— When Jessie and John Edinger married, September 15, 1937, his father’s ownership and management of the Centralia Daily Chronicle did not entirely assuage the doubts or remove the uncertainty from their financial future. At the age of 23, following graduation from the University of Washington School of Journalism and one year of graduate study at Harvard School of Business, John *199Edinger’s cash assets consisted of $50. Jessie, with 3 years of college and 2 years of employment as a bookkeeper in her father’s hardware store, brought $80 to the marriage. Taking his $50 and matching it with $50 from her $80, they made a down payment on their first house.
Twenty-five years later, when they came before the divorce court, John Edinger could not avoid the aura of success, generated in a large degree by his capabilities as a business executive and his professional competence as a journalist. Although acquiring the paper largely through inheritance, there is little doubt that his skill, training and experience contributed in good measure during their marriage to the newspaper’s enhanced value, both in its physical properties its income and intangibles.
The divorce decree made adequate provision for the support and education of the four children, but the wife, Jessie Edinger, seeks a reversal of the judgment in its entirety, urging that her husband failed to show grounds for divorce and that the court erred in failing to provide alimony and in making an inequitable division of the property.
First, as to the assignment of error concerning want of grounds, our study of the record shows that it contains sufficient evidence to support the court’s findings and conclusions on that issue and the decree granting a divorce will be affirmed. Altman v. Sigurdson, 63 Wn.2d 347, 387 P.2d 375 (1963); Kaufman v. Kaufman, 60 Wn.2d 1, 371 P.2d 535 (1962).
The division of property, however, does not yield to so brief an analysis when we consider the duration of the marriage, the comparative earning capabilities of the parties and the financial condition in which they will be left by the decree. As to future earnings, the prospects of the parties seem markedly unequal. The husband, as owner and publisher of a daily newspaper and having now the assets of 25 years as a successful journalist, publisher and business executive, will draw a salary of $20,000 a year and derive other income from the newspaper to bring his earning capabilities up to around $40,000 or $50,000 per year.
*200The wife, conversely, having devoted her time to rearing four children and running the home, never assuming that circumstances would force her to find a job, possesses neither the training nor education to assure her employment. Other than the 2 years she worked for her father as a bookkeeper before her marriage, the record shows no remunerative occupation on Mrs. Edinger’s part. Thus, at a time when her employability diminishes with each passing year, she has little experience or training for any gainful occupation save those requiring only the most minimal skills. Since there exists no real conflict or dispute in the evidence as to these facts, we think that the decree, in view of the wife’s meager earning potential, fails to make adequate provision for her financial future.

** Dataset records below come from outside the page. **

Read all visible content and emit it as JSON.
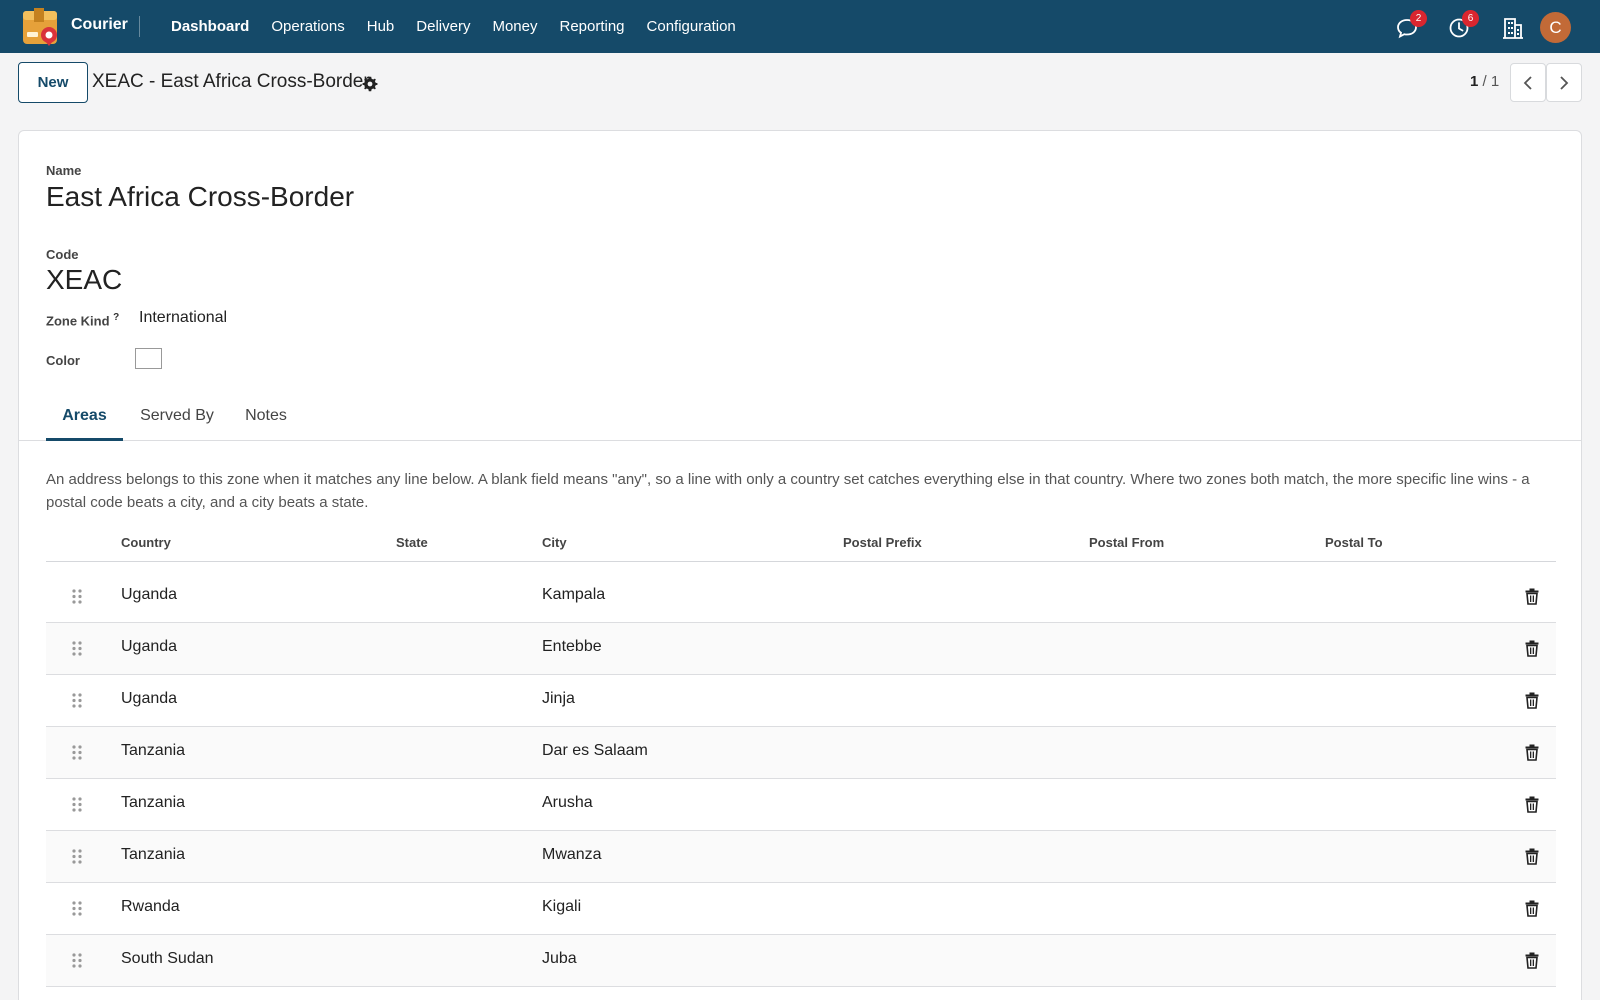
{
  "app": {
    "name": "Courier"
  },
  "menu": [
    {
      "label": "Dashboard",
      "active": true
    },
    {
      "label": "Operations"
    },
    {
      "label": "Hub"
    },
    {
      "label": "Delivery"
    },
    {
      "label": "Money"
    },
    {
      "label": "Reporting"
    },
    {
      "label": "Configuration"
    }
  ],
  "systray": {
    "messages_count": "2",
    "activities_count": "6",
    "avatar_initial": "C"
  },
  "control": {
    "new_label": "New",
    "breadcrumb": "XEAC - East Africa Cross-Border",
    "pager_current": "1",
    "pager_total": "/ 1"
  },
  "form": {
    "name_label": "Name",
    "name_value": "East Africa Cross-Border",
    "code_label": "Code",
    "code_value": "XEAC",
    "zone_kind_label": "Zone Kind",
    "zone_kind_help": "?",
    "zone_kind_value": "International",
    "color_label": "Color",
    "color_value": "#ffffff"
  },
  "tabs": [
    {
      "label": "Areas",
      "active": true
    },
    {
      "label": "Served By"
    },
    {
      "label": "Notes"
    }
  ],
  "areas_help": "An address belongs to this zone when it matches any line below. A blank field means \"any\", so a line with only a country set catches everything else in that country. Where two zones both match, the more specific line wins - a postal code beats a city, and a city beats a state.",
  "table": {
    "columns": [
      "Country",
      "State",
      "City",
      "Postal Prefix",
      "Postal From",
      "Postal To"
    ],
    "rows": [
      {
        "country": "Uganda",
        "state": "",
        "city": "Kampala",
        "prefix": "",
        "from": "",
        "to": ""
      },
      {
        "country": "Uganda",
        "state": "",
        "city": "Entebbe",
        "prefix": "",
        "from": "",
        "to": ""
      },
      {
        "country": "Uganda",
        "state": "",
        "city": "Jinja",
        "prefix": "",
        "from": "",
        "to": ""
      },
      {
        "country": "Tanzania",
        "state": "",
        "city": "Dar es Salaam",
        "prefix": "",
        "from": "",
        "to": ""
      },
      {
        "country": "Tanzania",
        "state": "",
        "city": "Arusha",
        "prefix": "",
        "from": "",
        "to": ""
      },
      {
        "country": "Tanzania",
        "state": "",
        "city": "Mwanza",
        "prefix": "",
        "from": "",
        "to": ""
      },
      {
        "country": "Rwanda",
        "state": "",
        "city": "Kigali",
        "prefix": "",
        "from": "",
        "to": ""
      },
      {
        "country": "South Sudan",
        "state": "",
        "city": "Juba",
        "prefix": "",
        "from": "",
        "to": ""
      }
    ]
  },
  "colors": {
    "navbar": "#154a69",
    "badge": "#d9262f",
    "avatar": "#c26a37"
  },
  "icons": {
    "app_logo": "courier-box-icon",
    "messages": "chat-bubble-icon",
    "activities": "clock-icon",
    "company": "building-icon",
    "settings": "gear-icon",
    "prev": "chevron-left-icon",
    "next": "chevron-right-icon",
    "drag": "drag-handle-icon",
    "delete": "trash-icon"
  }
}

Accepting the plaintiff husband’s valuation of the Daily Chronicle stock at a total of $158,000, the trial court awarded to the husband property valued at $198,562.45, and awarded to the wife property worth $43,740, in which was included the family residence at $20,000. The court also allowed the defendant wife .$40,000 as a part of the property division, payable $10,000. in cash and the remaining $30,000 at $400 per month with interest on the' unpaid balance at 5 per cent annually, thus bringing the wife’s share of the property division to $83,740.
. This appeal was first heard dep.artmentally and then reheard en banc. At the en banc hearing, plaintiff was virtually forced to concede that the Daily Chronicle stock had a value of $190,000 instead of the $158,000 figure adopted by the trial court, but argued that this difference should not affect the division of property because the court had before it for .disposition all of the property of the parties, and made the division advisedly with all of the facts before it.
There exists no conflict in the evidence as to the husband’s capabilities nor the wife’s limitations concerning their future earnings; nor in the property award and the division thereof ; nor in the financial condition in which the parties may be left by the decree. We are, accordingly, of the view that this court may correct the decree in these *201areas where it appears appropriate to do so without further trial. It seems just and equitable to us that the difference between the $158,000 valuation as accepted by the trial court, and the concededly more accurate $190,000 value for the Chronicle stock should be awarded the wife as a part of the division of property, in monthly payments according to the method already prescribed by the trial court.
The decree will be modified, therefore, by awarding to the defendant wife an additional $32,000 to be paid her by the plaintiff, John B. Edinger, at the rate of $300 per month, commencing with the first month next following payment In full of the $40,000 already awarded. Interest will accrue on the entire $72,000 in the manner now fixed by the decree. The defendant is likewise awarded an additional attorney’s fee of $1,000 above the amount allowed in the decree, and the cause is remanded for such modification.
Rosellini, C. J., Donworth, Finley, Weaver, Ott, Hunter, and Hamilton, JJ., concur.